Por Vicente Vilardaga
O caso Roger Abdelmassih é um
exemplo claro de como as instituições e autoridades brasileiras têm sido
historicamente permissivas em relação ao estupro e a outras formas de
assédio sexual masculino.
O mecanismo geral de proteção do
homem é simples: muitos machos locais estão acostumados a se impor pelo
assédio, em maior ou menor grau, e, quando acontece uma crise e algum
comportamento extremo vem à tona, um macho protege o outro e não deixa o
crime vazar, faz que não viu, minimiza o ato ou transfere a culpa para a
mulher.
Dessa forma, o ex-médico abusou de
dezenas de mulheres em sua clínica, durante 20 anos, e nunca um boato
prosperou ou uma denúncia contra ele no Conselho de Medicina ou na
polícia se tornou pública antes de 2009, embora Abdelmassih fosse
conhecido por namorar pacientes e exagerar na propaganda de seus feitos.
De um modo geral, o ex-médico
pensava que suas vítimas davam motivo para serem atacadas, "jogavam o
milho", como ele disse em uma das gravações feitas pela promotoria,
quando foragido no Paraguai.
É um raciocínio esquisito que serve
de base para a ação de estupradores e que um típico macho brasileiro
consegue entender. Estupra-se nesse país desde os tempos imemoriais,
quando chegaram as caravelas de Cabral, porque as mulheres "jogam o
milho".
E as instituições dominadas por
homens toleram esses desvios, que, até virem a público e se revelarem
monstruosos sob qualquer ponto de vista, são tratados como duvidosos
pelos critérios que orientam a manutenção do poder masculino. Os
sistemas de controle sobre a violência sexual contra a mulher são
frouxos por aqui e afrouxam ainda mais conforme a capacidade advocatícia
dos acusados e a disposição da polícia de investigar o caso.

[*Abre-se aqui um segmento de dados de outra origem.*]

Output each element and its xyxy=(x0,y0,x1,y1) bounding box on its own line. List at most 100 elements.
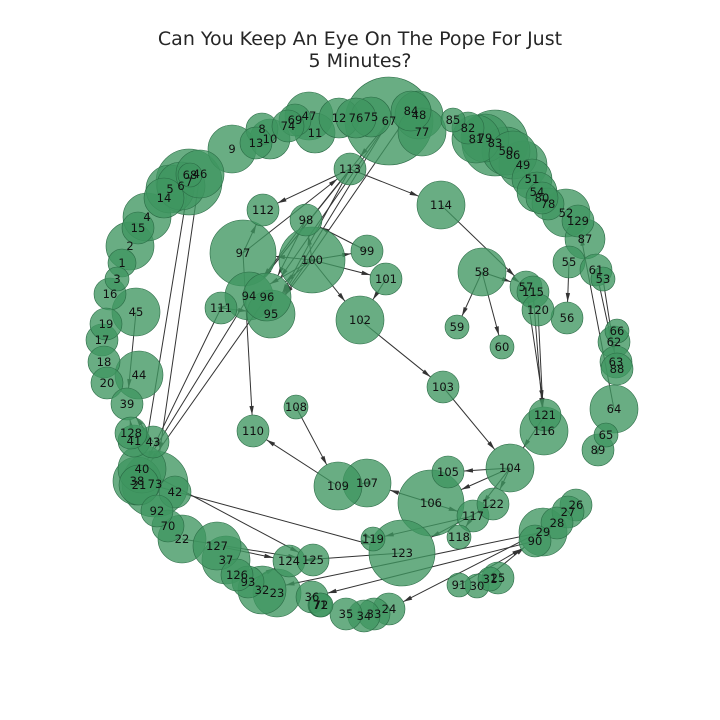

O estupro coletivo da adolescente de
16 anos em uma favela da zona oeste do Rio mostra que nosso processo
civilizatório avança claudicante. A tão aclamada sensualidade dos
trópicos floresce no Brasil ao lado de uma cultura perversa e orientada
para a violência sexual.
Verifica-se que um comportamento
selvagem de macho ressentido eclode a todo momento em áreas mais ou
menos desenvolvidas do país e em todas as classes sociais para provar
que o homem cordial brasileiro, seja pobre ou rico, pode demorar um
segundo para se revelar um crápula.
Pior do que estuprar, porém, é
dedurar. Muitas denúncias de estupro não prosperam porque os outros
machos (e também mulheres) que participaram, viram ou ficaram sabendo do
ato compartilham um estranho código de honra em que impera a hipocrisia
e o silêncio.
É o que acontece nos trotes
universitários, em especial nas melhores faculdades de medicina de São
Paulo. Na USP, por exemplo, como mostrou uma comissão de sindicância
interna, oito mulheres denunciaram ataques sexuais, entre 2011 e 2014,
mas, segundo o Ministério Público, a diretoria da instituição não deu
suporte às vítimas e deixou de "dar prosseguimento a procedimentos
administrativos de apuração".
O estupro é a manifestação mais
elementar da barbárie e o nível de tolerância ao ato deveria ser zero.
Mas no Brasil não é bem assim, percebe-se uma certa flexibilidade.
Abdelmassih só passou mais de duas décadas posando de garanhão e
aprontando na sua clínica médica porque deixaram.
VICENTE VILARDAGA, 51, é jornalista e escritor. Publicou recentemente o livro "A Clínica - A Farsa e os Crimes de Roger Abdelmassih" (ed. Record).